Sayın Özkan Yorgancıoğlu, hükümetin tüm bakanları ile takım taklavat İlahiyat Fakültesinin açılmasına ve Hala Sultan Camii’nin temel atma törenine katılmanız, AK Parti hükümetinin senin ile ilgili düşüncelerinin değişmesine neden olmuş diyorlar. Hah işte yeni İrsen Küçük’ümüzü bulduk gözümüz aydın dedikleri söyleniyor. Sayın Başbakan ‘Kadınlar basit şeylerden hoşlanırlar. Mesela; erkeklerden diyor büyüklerimiz. Sanırım AK Parti de evet efendimcilerden hoşlanır değilmi? Haaa birde mazbatadan hapise girecek insanlar sizden yardım bekliyordu. Kazım Komutan da sizden cevap bekledi durdu. Ama onları boş verin. Cami temelinin açılışı. İlahiyat Fakültesinin kurdelesinin ‘Huşu’ içinde kurdelesinin kesilmesi varken siz böyle vatandaş hapise girecekmiş gibi basit şeyler ile uğraşmayın. Hem koskoca Başbakan hiç böyle basit şeyler ile uğraşırmı?
Sayın Ferdi Sabit Soyer geçen gün Meclis’in lokantasında afiyet ile yemeğini yemişsin. Yanındaki dostların ile keyifli sohbetler yaptığın da söyleniyor. Yemek bittikten sonra gelen ‘Helva’ sonrasında ise keyfinin kaçtığı ileri sürülüyor. Bazı genç CTP’li Milletvekilleri de senin önündeki helvaya bakarak gülüşmeler arasında lokantadan ayrılmışlar diyorlar. Allah Allah sen daha siyasi mevta olmadan birileri helvanı mı yaptı? Yoksa Deveye cilve yap demişler dokuz dükkan yıkmış misali o genç vekiller senin ile dalgalarını mı geçti? Ne dersin?

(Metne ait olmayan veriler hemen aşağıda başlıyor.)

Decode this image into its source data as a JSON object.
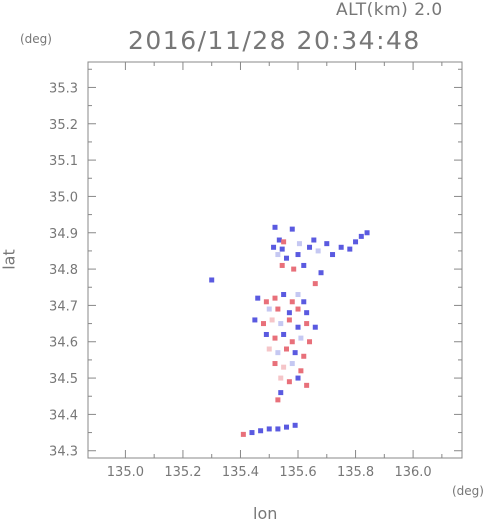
{
  "header": {
    "alt_label": "ALT(km) 2.0",
    "timestamp": "2016/11/28 20:34:48"
  },
  "chart_data": {
    "type": "heatmap",
    "xlabel": "lon",
    "ylabel": "lat",
    "x_unit": "(deg)",
    "y_unit": "(deg)",
    "xlim": [
      134.87,
      136.17
    ],
    "ylim": [
      34.28,
      35.37
    ],
    "xticks": [
      "135.0",
      "135.2",
      "135.4",
      "135.6",
      "135.8",
      "136.0"
    ],
    "yticks": [
      "34.3",
      "34.4",
      "34.5",
      "34.6",
      "34.7",
      "34.8",
      "34.9",
      "35.0",
      "35.1",
      "35.2",
      "35.3"
    ],
    "grid": false,
    "colors": {
      "positive": "#e8707a",
      "negative": "#5a5ae0",
      "faint_positive": "#f5c5c8",
      "faint_negative": "#c5c8f2",
      "frame": "#888888"
    },
    "cells": [
      {
        "lon": 135.52,
        "lat": 34.915,
        "v": -1
      },
      {
        "lon": 135.535,
        "lat": 34.88,
        "v": -1
      },
      {
        "lon": 135.55,
        "lat": 34.875,
        "v": 1
      },
      {
        "lon": 135.515,
        "lat": 34.86,
        "v": -1
      },
      {
        "lon": 135.545,
        "lat": 34.855,
        "v": -1
      },
      {
        "lon": 135.53,
        "lat": 34.84,
        "v": -0.5
      },
      {
        "lon": 135.56,
        "lat": 34.83,
        "v": -1
      },
      {
        "lon": 135.545,
        "lat": 34.81,
        "v": 1
      },
      {
        "lon": 135.58,
        "lat": 34.91,
        "v": -1
      },
      {
        "lon": 135.605,
        "lat": 34.87,
        "v": -0.5
      },
      {
        "lon": 135.6,
        "lat": 34.84,
        "v": -1
      },
      {
        "lon": 135.62,
        "lat": 34.81,
        "v": -1
      },
      {
        "lon": 135.585,
        "lat": 34.8,
        "v": 1
      },
      {
        "lon": 135.64,
        "lat": 34.86,
        "v": -1
      },
      {
        "lon": 135.655,
        "lat": 34.88,
        "v": -1
      },
      {
        "lon": 135.67,
        "lat": 34.85,
        "v": -0.5
      },
      {
        "lon": 135.7,
        "lat": 34.87,
        "v": -1
      },
      {
        "lon": 135.72,
        "lat": 34.84,
        "v": -1
      },
      {
        "lon": 135.75,
        "lat": 34.86,
        "v": -1
      },
      {
        "lon": 135.78,
        "lat": 34.855,
        "v": -1
      },
      {
        "lon": 135.8,
        "lat": 34.875,
        "v": -1
      },
      {
        "lon": 135.82,
        "lat": 34.89,
        "v": -1
      },
      {
        "lon": 135.84,
        "lat": 34.9,
        "v": -1
      },
      {
        "lon": 135.68,
        "lat": 34.79,
        "v": -1
      },
      {
        "lon": 135.66,
        "lat": 34.76,
        "v": 1
      },
      {
        "lon": 135.3,
        "lat": 34.77,
        "v": -1
      },
      {
        "lon": 135.46,
        "lat": 34.72,
        "v": -1
      },
      {
        "lon": 135.49,
        "lat": 34.71,
        "v": 1
      },
      {
        "lon": 135.52,
        "lat": 34.72,
        "v": 1
      },
      {
        "lon": 135.55,
        "lat": 34.73,
        "v": -1
      },
      {
        "lon": 135.58,
        "lat": 34.71,
        "v": 1
      },
      {
        "lon": 135.6,
        "lat": 34.73,
        "v": -0.5
      },
      {
        "lon": 135.62,
        "lat": 34.71,
        "v": -1
      },
      {
        "lon": 135.5,
        "lat": 34.69,
        "v": -0.5
      },
      {
        "lon": 135.53,
        "lat": 34.69,
        "v": 1
      },
      {
        "lon": 135.57,
        "lat": 34.68,
        "v": -1
      },
      {
        "lon": 135.6,
        "lat": 34.69,
        "v": 1
      },
      {
        "lon": 135.63,
        "lat": 34.68,
        "v": -1
      },
      {
        "lon": 135.45,
        "lat": 34.66,
        "v": -1
      },
      {
        "lon": 135.48,
        "lat": 34.65,
        "v": 1
      },
      {
        "lon": 135.51,
        "lat": 34.66,
        "v": 0.5
      },
      {
        "lon": 135.54,
        "lat": 34.65,
        "v": -0.5
      },
      {
        "lon": 135.57,
        "lat": 34.66,
        "v": 1
      },
      {
        "lon": 135.6,
        "lat": 34.64,
        "v": -1
      },
      {
        "lon": 135.63,
        "lat": 34.65,
        "v": 1
      },
      {
        "lon": 135.66,
        "lat": 34.64,
        "v": -1
      },
      {
        "lon": 135.49,
        "lat": 34.62,
        "v": -1
      },
      {
        "lon": 135.52,
        "lat": 34.61,
        "v": 1
      },
      {
        "lon": 135.55,
        "lat": 34.62,
        "v": -1
      },
      {
        "lon": 135.58,
        "lat": 34.6,
        "v": 1
      },
      {
        "lon": 135.61,
        "lat": 34.61,
        "v": -0.5
      },
      {
        "lon": 135.64,
        "lat": 34.6,
        "v": 1
      },
      {
        "lon": 135.5,
        "lat": 34.58,
        "v": 0.5
      },
      {
        "lon": 135.53,
        "lat": 34.57,
        "v": -0.5
      },
      {
        "lon": 135.56,
        "lat": 34.58,
        "v": 1
      },
      {
        "lon": 135.59,
        "lat": 34.57,
        "v": -1
      },
      {
        "lon": 135.62,
        "lat": 34.56,
        "v": 1
      },
      {
        "lon": 135.52,
        "lat": 34.54,
        "v": 1
      },
      {
        "lon": 135.55,
        "lat": 34.53,
        "v": 0.5
      },
      {
        "lon": 135.58,
        "lat": 34.54,
        "v": -0.5
      },
      {
        "lon": 135.61,
        "lat": 34.52,
        "v": 1
      },
      {
        "lon": 135.54,
        "lat": 34.5,
        "v": 0.5
      },
      {
        "lon": 135.57,
        "lat": 34.49,
        "v": 1
      },
      {
        "lon": 135.6,
        "lat": 34.5,
        "v": -1
      },
      {
        "lon": 135.63,
        "lat": 34.48,
        "v": 1
      },
      {
        "lon": 135.53,
        "lat": 34.44,
        "v": 1
      },
      {
        "lon": 135.54,
        "lat": 34.46,
        "v": -1
      },
      {
        "lon": 135.41,
        "lat": 34.345,
        "v": 1
      },
      {
        "lon": 135.44,
        "lat": 34.35,
        "v": -1
      },
      {
        "lon": 135.47,
        "lat": 34.355,
        "v": -1
      },
      {
        "lon": 135.5,
        "lat": 34.36,
        "v": -1
      },
      {
        "lon": 135.53,
        "lat": 34.36,
        "v": -1
      },
      {
        "lon": 135.56,
        "lat": 34.365,
        "v": -1
      },
      {
        "lon": 135.59,
        "lat": 34.37,
        "v": -1
      }
    ]
  }
}
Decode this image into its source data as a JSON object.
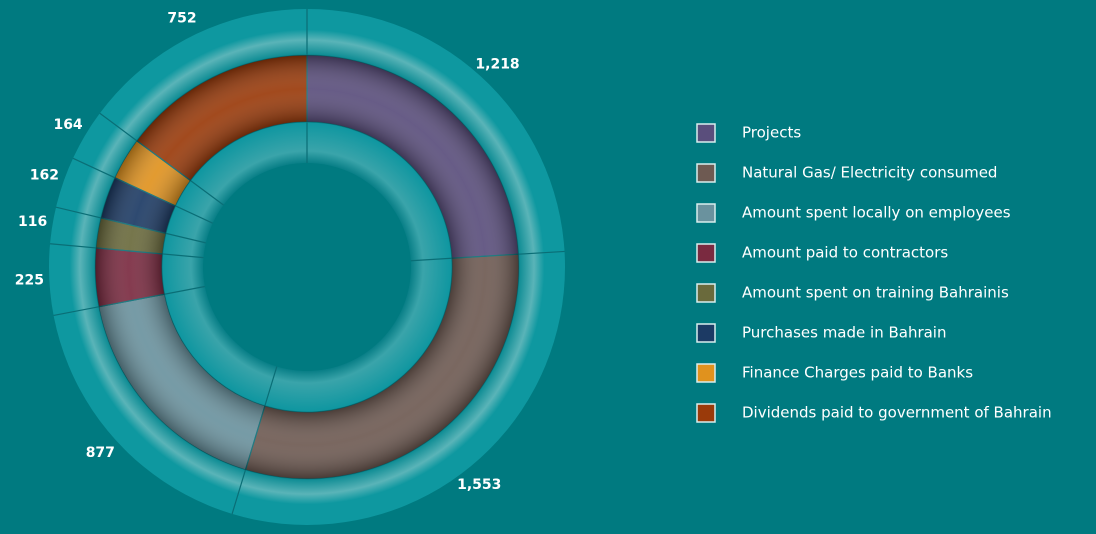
{
  "chart_data": {
    "type": "donut",
    "categories": [
      "Projects",
      "Natural Gas/ Electricity consumed",
      "Amount spent locally on employees",
      "Amount paid to contractors",
      "Amount spent on training Bahrainis",
      "Purchases made in Bahrain",
      "Finance Charges paid to Banks",
      "Dividends paid to government of Bahrain"
    ],
    "values": [
      1218,
      1553,
      877,
      225,
      116,
      162,
      164,
      752
    ],
    "value_labels": [
      "1,218",
      "1,553",
      "877",
      "225",
      "116",
      "162",
      "164",
      "752"
    ],
    "colors": [
      "#5a4e7c",
      "#6e5a52",
      "#6a929e",
      "#7a2a40",
      "#6a6a3c",
      "#1c3a64",
      "#e0921e",
      "#9a3a0a"
    ]
  }
}
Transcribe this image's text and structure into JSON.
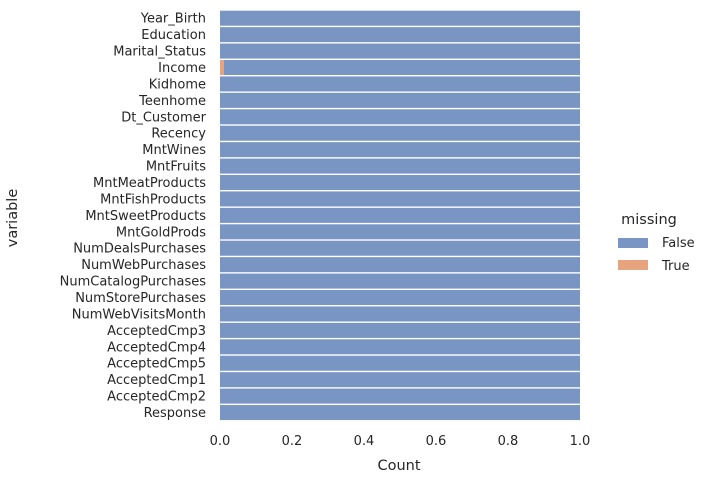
{
  "chart_data": {
    "type": "bar",
    "orientation": "horizontal",
    "stacked": true,
    "categories": [
      "Year_Birth",
      "Education",
      "Marital_Status",
      "Income",
      "Kidhome",
      "Teenhome",
      "Dt_Customer",
      "Recency",
      "MntWines",
      "MntFruits",
      "MntMeatProducts",
      "MntFishProducts",
      "MntSweetProducts",
      "MntGoldProds",
      "NumDealsPurchases",
      "NumWebPurchases",
      "NumCatalogPurchases",
      "NumStorePurchases",
      "NumWebVisitsMonth",
      "AcceptedCmp3",
      "AcceptedCmp4",
      "AcceptedCmp5",
      "AcceptedCmp1",
      "AcceptedCmp2",
      "Response"
    ],
    "series": [
      {
        "name": "True",
        "color": "#dd8452",
        "values": [
          0,
          0,
          0,
          0.011,
          0,
          0,
          0,
          0,
          0,
          0,
          0,
          0,
          0,
          0,
          0,
          0,
          0,
          0,
          0,
          0,
          0,
          0,
          0,
          0,
          0
        ]
      },
      {
        "name": "False",
        "color": "#4c72b0",
        "values": [
          1,
          1,
          1,
          0.989,
          1,
          1,
          1,
          1,
          1,
          1,
          1,
          1,
          1,
          1,
          1,
          1,
          1,
          1,
          1,
          1,
          1,
          1,
          1,
          1,
          1
        ]
      }
    ],
    "xlabel": "Count",
    "ylabel": "variable",
    "xlim": [
      0,
      1
    ],
    "xticks": [
      "0.0",
      "0.2",
      "0.4",
      "0.6",
      "0.8",
      "1.0"
    ],
    "legend": {
      "title": "missing",
      "entries": [
        "False",
        "True"
      ],
      "placement": "right"
    },
    "grid": false
  }
}
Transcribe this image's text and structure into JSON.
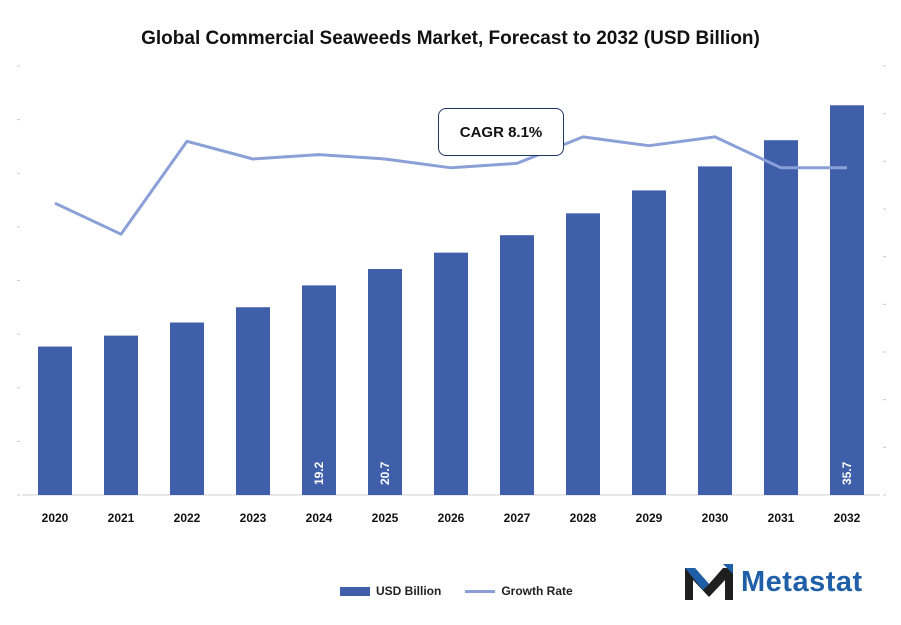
{
  "chart_data": {
    "type": "bar",
    "title": "Global Commercial Seaweeds Market, Forecast to 2032 (USD Billion)",
    "categories": [
      "2020",
      "2021",
      "2022",
      "2023",
      "2024",
      "2025",
      "2026",
      "2027",
      "2028",
      "2029",
      "2030",
      "2031",
      "2032"
    ],
    "series": [
      {
        "name": "USD Billion",
        "type": "bar",
        "color": "#3f5fab",
        "values": [
          13.6,
          14.6,
          15.8,
          17.2,
          19.2,
          20.7,
          22.2,
          23.8,
          25.8,
          27.9,
          30.1,
          32.5,
          35.7
        ],
        "data_labels": [
          "",
          "",
          "",
          "",
          "19.2",
          "20.7",
          "",
          "",
          "",
          "",
          "",
          "",
          "35.7"
        ]
      },
      {
        "name": "Growth Rate",
        "type": "line",
        "color": "#8aa0d6",
        "values": [
          6.6,
          5.9,
          8.0,
          7.6,
          7.7,
          7.6,
          7.4,
          7.5,
          8.1,
          7.9,
          8.1,
          7.4,
          7.4
        ]
      }
    ],
    "ylim": [
      0,
      36
    ],
    "y2lim": [
      0,
      9.5
    ],
    "annotation": "CAGR 8.1%",
    "legend_position": "bottom",
    "grid": false
  },
  "legend": {
    "bar_label": "USD Billion",
    "line_label": "Growth Rate"
  },
  "brand": {
    "name": "Metastat",
    "color": "#1f5fa8",
    "icon": "metastat-m-logo-icon"
  }
}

Sayın Fazilet Özdenefe geçtiğimiz gün Meclis lokantasında Birikim Özgür ile birlikte öğle üzeri yemeğinizi afiyetle yediğinizi söylediler.Yemekten sonra helva da ikram edilmiş. Meclisin restorantında CTP Milletvekili, bıyıklılar takımından Ferdi Sabit Soyer’de varmış. Sizin masa ile Ferdi Beyin masası arasından siyah, kapkara bir kedi geçmiş. Siyah Kediyi görünce sizin de onun da nutku tutulduğu için tek kelam bile edememişsiniz. Ancak gözünüz bir an Ferdi Beyin masasındaki ‘Helva’ya takılmış ve gülümsemişsiniz. Yok yok Ferdi bey daha siyasi mevta olmadı. Bu nedenle o helva ‘Ölü helvası’ ona ait değildi. Rahat olun.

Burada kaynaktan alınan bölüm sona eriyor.